6.9k views Asked by At

I'm trying to install Spark on my local machine. I have been following this guide. I have installed JDK-7 (also have JDK-8) and Scala 2.11.7. A problem occurs when I try to use sbt to build Spark 1.4.1. I get the following exception.

NOTE: The sbt/sbt script has been relocated to build/sbt.
      Please update references to point to the new location.

      Invoking 'build/sbt assembly' now ...

Attempting to fetch sbt
Launching sbt from build/sbt-launch-0.13.7.jar
Error: Invalid or corrupt jarfile build/sbt-launch-0.13.7.jar

I have searched for a solution to this problem. I have found a nice guide https://stackoverflow.com/a/31597283/2771315 which uses a pre-built version. Other than using the pre-built version, is there a way to install Spark using sbt? Further, is there a reason as to why the Invalid or corrupt jarfile error occurs?

2

There are 2 answers

2
yuxia On BEST ANSWER

I met the same problem. I have fixed it now.

This probably because sbt-launch-0.13.7.jar has a unsuccessful download, although you can see the file is exist, but it's not correct file. The file is about 1.2MB in size.
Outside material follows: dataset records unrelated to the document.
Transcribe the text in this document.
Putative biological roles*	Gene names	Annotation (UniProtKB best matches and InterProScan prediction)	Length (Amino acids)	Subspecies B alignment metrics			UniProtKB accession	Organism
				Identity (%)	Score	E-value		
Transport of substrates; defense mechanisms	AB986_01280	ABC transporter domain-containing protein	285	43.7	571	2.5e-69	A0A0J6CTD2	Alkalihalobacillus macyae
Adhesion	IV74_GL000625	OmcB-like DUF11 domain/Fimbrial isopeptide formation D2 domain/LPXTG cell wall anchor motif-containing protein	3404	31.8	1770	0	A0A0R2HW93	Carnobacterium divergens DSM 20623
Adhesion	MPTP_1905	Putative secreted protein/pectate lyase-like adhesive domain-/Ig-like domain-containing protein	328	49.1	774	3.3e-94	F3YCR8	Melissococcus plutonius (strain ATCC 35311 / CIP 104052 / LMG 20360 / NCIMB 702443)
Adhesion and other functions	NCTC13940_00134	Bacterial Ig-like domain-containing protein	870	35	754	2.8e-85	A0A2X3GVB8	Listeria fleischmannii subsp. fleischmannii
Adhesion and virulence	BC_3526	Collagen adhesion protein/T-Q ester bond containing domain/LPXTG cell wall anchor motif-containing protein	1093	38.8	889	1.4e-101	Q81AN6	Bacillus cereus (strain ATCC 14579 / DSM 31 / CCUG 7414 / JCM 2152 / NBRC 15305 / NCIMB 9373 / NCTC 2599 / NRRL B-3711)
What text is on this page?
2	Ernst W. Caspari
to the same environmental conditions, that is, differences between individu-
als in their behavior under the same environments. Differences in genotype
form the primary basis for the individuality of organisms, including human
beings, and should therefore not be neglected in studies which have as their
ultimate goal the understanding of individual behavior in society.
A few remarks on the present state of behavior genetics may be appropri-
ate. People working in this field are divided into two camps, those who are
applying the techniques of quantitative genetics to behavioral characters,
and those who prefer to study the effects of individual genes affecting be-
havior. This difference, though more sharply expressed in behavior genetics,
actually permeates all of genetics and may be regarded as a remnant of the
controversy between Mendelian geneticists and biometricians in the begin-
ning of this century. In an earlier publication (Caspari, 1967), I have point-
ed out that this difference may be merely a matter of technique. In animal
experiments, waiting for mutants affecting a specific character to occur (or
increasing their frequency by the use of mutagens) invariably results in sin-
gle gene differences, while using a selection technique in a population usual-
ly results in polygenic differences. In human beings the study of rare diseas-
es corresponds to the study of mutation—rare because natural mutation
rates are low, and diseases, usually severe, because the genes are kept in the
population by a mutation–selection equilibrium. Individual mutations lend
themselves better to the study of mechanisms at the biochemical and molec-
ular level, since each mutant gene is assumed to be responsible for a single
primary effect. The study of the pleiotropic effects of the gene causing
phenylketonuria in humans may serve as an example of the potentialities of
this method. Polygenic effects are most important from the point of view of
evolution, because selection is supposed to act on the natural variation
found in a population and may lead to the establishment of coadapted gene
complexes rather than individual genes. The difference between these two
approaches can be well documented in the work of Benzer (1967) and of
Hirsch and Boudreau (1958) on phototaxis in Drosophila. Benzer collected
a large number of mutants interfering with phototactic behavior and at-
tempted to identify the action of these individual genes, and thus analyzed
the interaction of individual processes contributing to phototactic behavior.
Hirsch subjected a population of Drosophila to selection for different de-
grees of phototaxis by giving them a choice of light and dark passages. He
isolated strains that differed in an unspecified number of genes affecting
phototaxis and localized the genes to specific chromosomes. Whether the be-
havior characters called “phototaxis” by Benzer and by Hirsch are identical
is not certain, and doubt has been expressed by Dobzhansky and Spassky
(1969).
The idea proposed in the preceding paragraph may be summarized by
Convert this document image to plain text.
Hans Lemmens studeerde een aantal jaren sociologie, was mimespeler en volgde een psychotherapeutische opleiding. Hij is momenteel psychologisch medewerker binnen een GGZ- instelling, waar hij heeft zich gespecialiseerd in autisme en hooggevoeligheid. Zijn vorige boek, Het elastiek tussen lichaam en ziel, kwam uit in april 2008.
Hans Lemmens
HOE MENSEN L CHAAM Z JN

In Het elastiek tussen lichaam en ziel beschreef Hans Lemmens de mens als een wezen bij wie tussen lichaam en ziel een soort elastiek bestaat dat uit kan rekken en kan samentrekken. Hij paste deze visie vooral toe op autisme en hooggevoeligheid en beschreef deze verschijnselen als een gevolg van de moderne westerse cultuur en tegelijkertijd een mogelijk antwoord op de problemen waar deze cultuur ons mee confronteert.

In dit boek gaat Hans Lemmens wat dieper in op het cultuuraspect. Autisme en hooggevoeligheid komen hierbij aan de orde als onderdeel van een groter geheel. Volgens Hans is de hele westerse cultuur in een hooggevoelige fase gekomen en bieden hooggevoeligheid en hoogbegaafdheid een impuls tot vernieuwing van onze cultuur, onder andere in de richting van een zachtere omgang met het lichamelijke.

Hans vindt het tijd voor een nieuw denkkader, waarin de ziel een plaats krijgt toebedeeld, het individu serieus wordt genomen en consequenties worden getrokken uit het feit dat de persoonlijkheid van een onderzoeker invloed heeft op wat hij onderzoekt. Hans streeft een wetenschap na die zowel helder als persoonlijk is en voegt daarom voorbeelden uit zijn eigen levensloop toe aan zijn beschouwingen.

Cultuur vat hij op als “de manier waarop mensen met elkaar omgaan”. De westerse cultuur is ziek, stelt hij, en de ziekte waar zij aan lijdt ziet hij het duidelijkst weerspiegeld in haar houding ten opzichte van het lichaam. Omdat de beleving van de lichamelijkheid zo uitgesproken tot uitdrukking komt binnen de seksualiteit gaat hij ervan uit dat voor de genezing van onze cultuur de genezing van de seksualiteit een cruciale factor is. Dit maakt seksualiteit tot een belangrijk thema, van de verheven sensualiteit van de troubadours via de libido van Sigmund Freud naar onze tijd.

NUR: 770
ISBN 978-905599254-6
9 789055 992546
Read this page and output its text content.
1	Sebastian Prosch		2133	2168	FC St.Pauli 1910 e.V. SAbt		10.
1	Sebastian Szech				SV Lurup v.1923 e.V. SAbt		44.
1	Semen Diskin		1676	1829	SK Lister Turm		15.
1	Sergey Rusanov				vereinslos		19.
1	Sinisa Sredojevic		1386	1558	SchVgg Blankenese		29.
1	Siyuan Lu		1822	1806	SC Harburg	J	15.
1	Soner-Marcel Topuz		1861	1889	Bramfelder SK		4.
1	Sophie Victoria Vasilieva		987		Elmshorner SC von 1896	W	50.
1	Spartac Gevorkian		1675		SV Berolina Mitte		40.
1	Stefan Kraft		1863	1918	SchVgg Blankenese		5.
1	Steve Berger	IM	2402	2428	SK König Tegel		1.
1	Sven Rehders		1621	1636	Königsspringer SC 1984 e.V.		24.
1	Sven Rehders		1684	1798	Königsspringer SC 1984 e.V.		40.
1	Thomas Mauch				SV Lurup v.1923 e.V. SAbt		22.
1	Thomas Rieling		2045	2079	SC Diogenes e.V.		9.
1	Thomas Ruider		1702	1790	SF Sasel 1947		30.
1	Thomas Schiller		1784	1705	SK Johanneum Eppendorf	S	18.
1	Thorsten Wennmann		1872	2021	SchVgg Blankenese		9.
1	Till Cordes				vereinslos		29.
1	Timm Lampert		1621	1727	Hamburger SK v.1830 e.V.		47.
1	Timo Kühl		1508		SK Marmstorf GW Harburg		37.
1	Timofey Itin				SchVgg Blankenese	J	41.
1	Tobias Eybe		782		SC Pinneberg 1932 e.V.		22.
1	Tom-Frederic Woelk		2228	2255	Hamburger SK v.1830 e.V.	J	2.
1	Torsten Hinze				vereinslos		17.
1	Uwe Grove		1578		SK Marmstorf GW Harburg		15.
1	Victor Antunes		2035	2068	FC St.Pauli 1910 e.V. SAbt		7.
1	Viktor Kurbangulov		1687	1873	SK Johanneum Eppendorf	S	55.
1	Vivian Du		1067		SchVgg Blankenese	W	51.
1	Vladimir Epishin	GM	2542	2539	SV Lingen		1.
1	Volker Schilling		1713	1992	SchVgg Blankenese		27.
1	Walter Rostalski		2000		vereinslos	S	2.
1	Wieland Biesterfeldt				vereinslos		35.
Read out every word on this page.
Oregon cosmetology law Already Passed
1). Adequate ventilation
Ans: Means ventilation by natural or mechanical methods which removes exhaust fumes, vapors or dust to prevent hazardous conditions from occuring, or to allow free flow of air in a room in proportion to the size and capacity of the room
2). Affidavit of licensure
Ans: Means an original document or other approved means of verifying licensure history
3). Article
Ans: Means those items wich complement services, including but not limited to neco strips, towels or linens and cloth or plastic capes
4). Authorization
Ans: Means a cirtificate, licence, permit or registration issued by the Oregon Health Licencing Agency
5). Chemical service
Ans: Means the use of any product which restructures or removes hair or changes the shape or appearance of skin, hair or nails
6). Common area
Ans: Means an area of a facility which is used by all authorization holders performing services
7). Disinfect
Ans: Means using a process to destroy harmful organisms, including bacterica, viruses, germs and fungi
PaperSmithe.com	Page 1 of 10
If less than that, you can get into the build/ , use "vim sbt-launch-0.13.7.jar" or other tools to open sbt-launch-0.13.7.jar file.

If the file have the content like this:

<html>
<head><title>404 Not Found</title></head>
<body bgcolor="white">
<center><h1>404 Not Found</h1></center>
<hr><center>nginx</center>
</body>
</html>

It implys that sbt-launch-0.13.7.jar is not downloaded. Then open sbt-launch-lib.bash in the same directory,check the line 41 and 42, it gives two urls. Open it to check if they work well.

If url1 doesn't work,download the sbt-launch.jar manually(you can use url2, it may works,or you can download from sbt official website), put it in the same directory, rename it to sbt-launch-0.13.7.jar, then you shoud comment lines in relation to the downloading(may be between line 47 and 68), avoid the script download it again. Like this:

acquire_sbt_jar () {
  SBT_VERSION=`awk -F "=" '/sbt\.version/ {print $2}'    ./project/build.properties`
  URL1=http://repo.typesafe.com/typesafe/ivy-releases/org.scala-sbt/sbt-launch/${SBT_VERSION}/sbt-launch.jar
  URL2=http://repo.typesafe.com/typesafe/ivy-releases/org.scala-sbt/sbt-launch/${SBT_VERSION}/sbt-launch.jar
  JAR=build/sbt-launch-${SBT_VERSION}.jar

  sbt_jar=$JAR

 # if [[ ! -f "$sbt_jar" ]]; then
 #   # Download sbt launch jar if it hasn't been downloaded yet
 #   if [ ! -f "${JAR}" ]; then
 #   # Download
 #   printf "Attempting to fetch sbt\n"
 #   JAR_DL="${JAR}.part"
 #   if [ $(command -v curl) ]; then
 #     (curl --silent ${URL1} > "${JAR_DL}" || curl --silent ${URL2} > "${JAR_DL}") && mv "${JAR_DL}" "${JAR}"
 #   elif [ $(command -v wget) ]; then
 #     (wget --quiet ${URL1} -O "${JAR_DL}" || wget --quiet ${URL2} -O "${JAR_DL}") && mv "${JAR_DL}" "${JAR}"
 #   else
 #     printf "You do not have curl or wget installed, please install sbt manually from http://www.scala-sbt.org/\n"
 #     exit -1
 #   fi
 #   fi
 #   if [ ! -f "${JAR}" ]; then
 #   # We failed to download
 #   printf "Our attempt to download sbt locally to ${JAR} failed. Please install sbt manually from http://www.scala-sbt.org/\n"
 #   exit -1
 #   fi
 #   printf "Launching sbt from ${JAR}\n"
 # fi
 }

Then use "build/sbt assembly" to build the spark again.

Hope you will succeed.

If I didn't express clearly, the following links may be helpful.

https://www.mail-archive.com/[email protected]/msg34358.html

Error: Invalid or corrupt jarfile sbt/sbt-launch-0.13.5.jar the answer by prabeesh

https://groups.google.com/forum/#!topic/predictionio-user/fllCh8n-0d4

0
Sandeep Mishra On

Download the sbt-launch.jar file manually (you can use url2, it may work, or you can download from the sbt official website), put it in the same directory, rename it to sbt-launch-0.13.7.jar, then run the sbt/sbt assembly command.